I am trying to understand John Lee's derivation of equation 3.11, which shows how tangent basis vectors on a smooth manifold are transformed under a change of coordinates.
He starts with the following setup: let $M^n$ be a smooth manifold and $(U,\varphi)$ and $(V,\psi)$ be charts with nonempty intersection and $p\in U\cap V$. Then let $x^i$ and $\tilde{x}^i$ be the components of the functions $\varphi:U\to \mathbb{R}^n$ and $\psi:V\to \mathbb{R}^n$ so that $\forall q\in U\cap V,\: \varphi(q) = (x^1(q),\ldots,x^n(q))$ and $\psi(q) = (\tilde{x}^1(q),\ldots,\tilde{x}^n(q))$.
The next step is what confuses me. John Lee says with "abuse of notation" that $\psi\circ \varphi^{-1}(x)$ can be written as $(\tilde{x}^1(x),\ldots,\tilde{x}^n(x))$, where the $\tilde{x}^i$ are coordinate functions defined on an open subset of $M$ identified with an open subset of $\mathbb{R}^n$ and $x$ is a point in $\varphi(U\cap V)$.
Is the following interpretation of the above statement correct?

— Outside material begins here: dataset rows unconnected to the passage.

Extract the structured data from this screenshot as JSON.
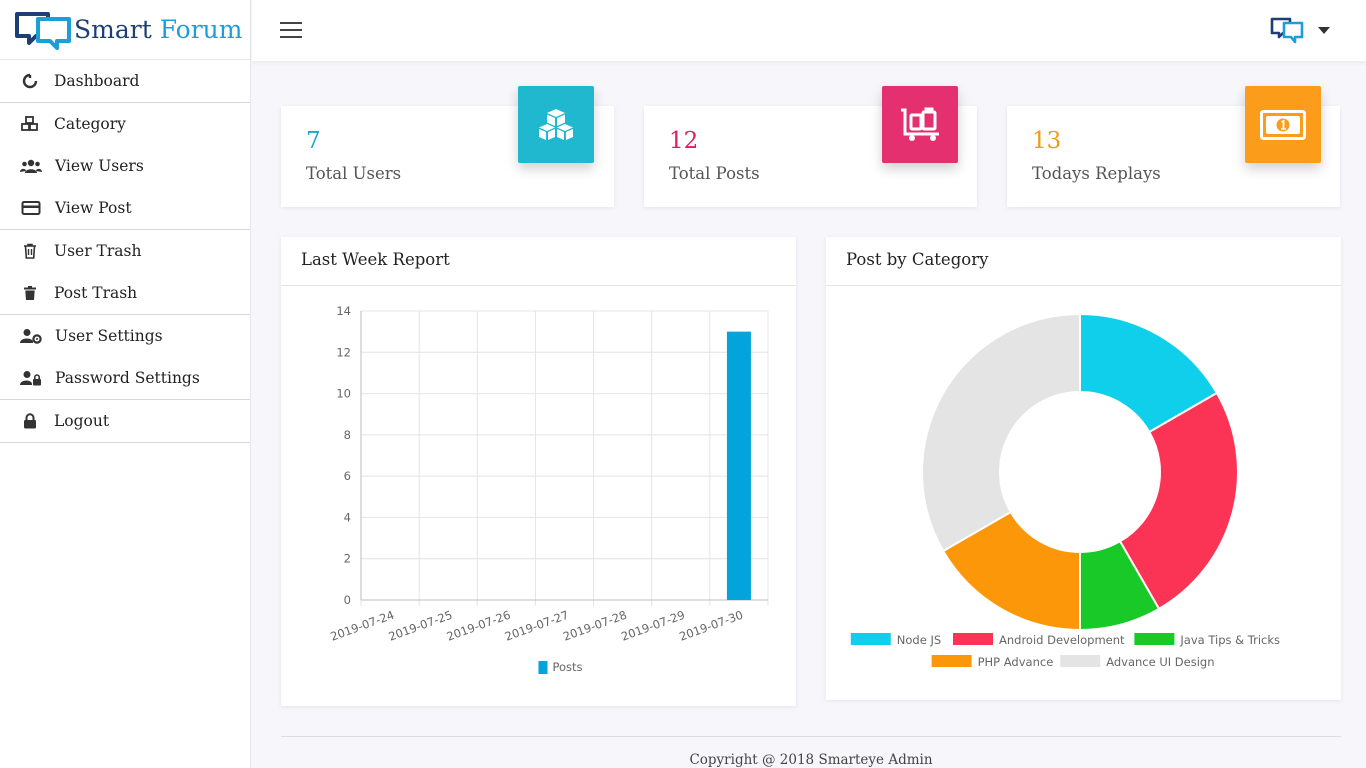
{
  "brand": {
    "name_part1": "Smart",
    "name_part2": "Forum"
  },
  "sidebar": {
    "items": [
      {
        "label": "Dashboard",
        "icon": "spinner-icon"
      },
      {
        "label": "Category",
        "icon": "cubes-icon"
      },
      {
        "label": "View Users",
        "icon": "users-icon"
      },
      {
        "label": "View Post",
        "icon": "card-icon"
      },
      {
        "label": "User Trash",
        "icon": "trash-outline-icon"
      },
      {
        "label": "Post Trash",
        "icon": "trash-icon"
      },
      {
        "label": "User Settings",
        "icon": "user-cog-icon"
      },
      {
        "label": "Password Settings",
        "icon": "user-lock-icon"
      },
      {
        "label": "Logout",
        "icon": "lock-icon"
      }
    ]
  },
  "stats": [
    {
      "value": "7",
      "label": "Total Users",
      "color": "#19a8c4",
      "badge_color": "#1fb8cf",
      "icon": "cubes-icon"
    },
    {
      "value": "12",
      "label": "Total Posts",
      "color": "#dc1f5d",
      "badge_color": "#e5306f",
      "icon": "luggage-cart-icon"
    },
    {
      "value": "13",
      "label": "Todays Replays",
      "color": "#f59a0e",
      "badge_color": "#fb9c1a",
      "icon": "money-bill-icon"
    }
  ],
  "chart_data": [
    {
      "type": "bar",
      "title": "Last Week Report",
      "categories": [
        "2019-07-24",
        "2019-07-25",
        "2019-07-26",
        "2019-07-27",
        "2019-07-28",
        "2019-07-29",
        "2019-07-30"
      ],
      "series": [
        {
          "name": "Posts",
          "values": [
            0,
            0,
            0,
            0,
            0,
            0,
            13
          ],
          "color": "#03a3db"
        }
      ],
      "ylim": [
        0,
        14
      ],
      "yticks": [
        0,
        2,
        4,
        6,
        8,
        10,
        12,
        14
      ],
      "grid": true,
      "legend": "bottom"
    },
    {
      "type": "pie",
      "title": "Post by Category",
      "donut": true,
      "labels": [
        "Node JS",
        "Android Development",
        "Java Tips & Tricks",
        "PHP Advance",
        "Advance UI Design"
      ],
      "values": [
        2,
        3,
        1,
        2,
        4
      ],
      "colors": [
        "#0fcfeb",
        "#fb3456",
        "#18c928",
        "#fb9708",
        "#e4e4e4"
      ],
      "legend": "bottom"
    }
  ],
  "footer": {
    "text": "Copyright @ 2018 Smarteye Admin"
  }
}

Let $x\in \varphi(U\cap V)$. Then $\psi\circ \varphi^{-1}(x) = (\tilde{x}^1(\varphi^{-1}(x)),\ldots,\tilde{x}^n(\varphi^{-1}(x))) = ((\tilde{x}^1\circ \varphi^{-1})(x),\ldots,(\tilde{x}^n\circ \varphi^{-1})(x))$. Then with abused notation, $\tilde{x}^i$ (whose domain is "identified with" a subset of $\mathbb{R}^n$) really refers to the function $\tilde{x}^i\circ \varphi^{-1}: \varphi(U\cap V)\to \mathbb{R}$.
After this, he writes the following equation: $$d(\psi\circ\varphi^{-1})_{\varphi(p)}\left(\frac{\partial}{\partial x^i}\Bigr|_{\varphi(p)}\right) = \frac{\partial \tilde{x}^j}{\partial x^i}(\varphi(p)) \frac{\partial}{\partial \tilde{x}^j}\Bigr|_{\psi(p)}$$
I think that the above follows from the formula for the differential defined in Euclidean space (3.9) plus the interpretation of $\tilde{x}^i$ as a map between Euclidean spaces. Is this correct?
Thanks in advance